How so? Short-term interest rates are now above long-term rates, which is a disaster for smaller banks that borrow at short-term rates and earn returns farther out on the rate curve, explains Ironsides Macroeconomics founder Barry Knapp. Of course, they could have used interest rate swaps and other methods of “maturity transformation,” but that’s a little too arcane for some U.S. banks. “They’re just small country banks,” says Knapp, who also worries that the stock market could be headed for a fall. “They’re not going to have a big interest-rate-swap book.”
Brian Rauscher, head of global portfolio strategy at Fundstrat, isn’t worried about the bottom falling out, but he, too, can’t get excited about the stock market. “It has been a bunch of single cockroaches,” he says of the current problems. None, however, are “end-of-the-world bearish.”

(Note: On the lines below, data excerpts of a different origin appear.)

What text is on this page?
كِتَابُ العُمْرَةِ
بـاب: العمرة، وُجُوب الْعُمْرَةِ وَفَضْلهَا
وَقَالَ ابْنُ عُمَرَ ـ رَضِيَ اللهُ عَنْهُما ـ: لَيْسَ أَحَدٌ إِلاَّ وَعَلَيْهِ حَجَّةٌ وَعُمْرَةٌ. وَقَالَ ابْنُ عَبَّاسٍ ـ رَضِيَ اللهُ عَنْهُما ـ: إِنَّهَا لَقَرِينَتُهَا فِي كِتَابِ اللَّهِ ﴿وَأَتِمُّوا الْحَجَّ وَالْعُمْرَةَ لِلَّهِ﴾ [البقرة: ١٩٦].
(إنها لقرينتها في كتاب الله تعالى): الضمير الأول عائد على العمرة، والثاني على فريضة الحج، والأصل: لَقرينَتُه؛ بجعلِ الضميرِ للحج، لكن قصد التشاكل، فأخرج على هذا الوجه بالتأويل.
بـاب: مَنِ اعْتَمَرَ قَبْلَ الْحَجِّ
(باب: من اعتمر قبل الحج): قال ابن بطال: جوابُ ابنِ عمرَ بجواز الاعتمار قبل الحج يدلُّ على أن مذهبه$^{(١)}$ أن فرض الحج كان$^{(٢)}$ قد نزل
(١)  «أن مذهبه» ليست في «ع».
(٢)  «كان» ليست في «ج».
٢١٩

The mood, in other words, is grim, and four strategists offer similar advice: Stay defensive. Hold a little more cash. Stick to quality stocks—those with solid balance sheets and growth that doesn’t depend on the larger economy. Small-cap stocks are cheaper than usual after dropping 18% in the past 12 months, but investors should avoid small-cap bank stocks. Most of all, don’t get too excited about the next rally on Wall Street.
Stocks “can go sideways for long periods of time,” Rauscher says. “Go sideways, go down—the one thing I just didn’t mention was going up.” Nor should he have.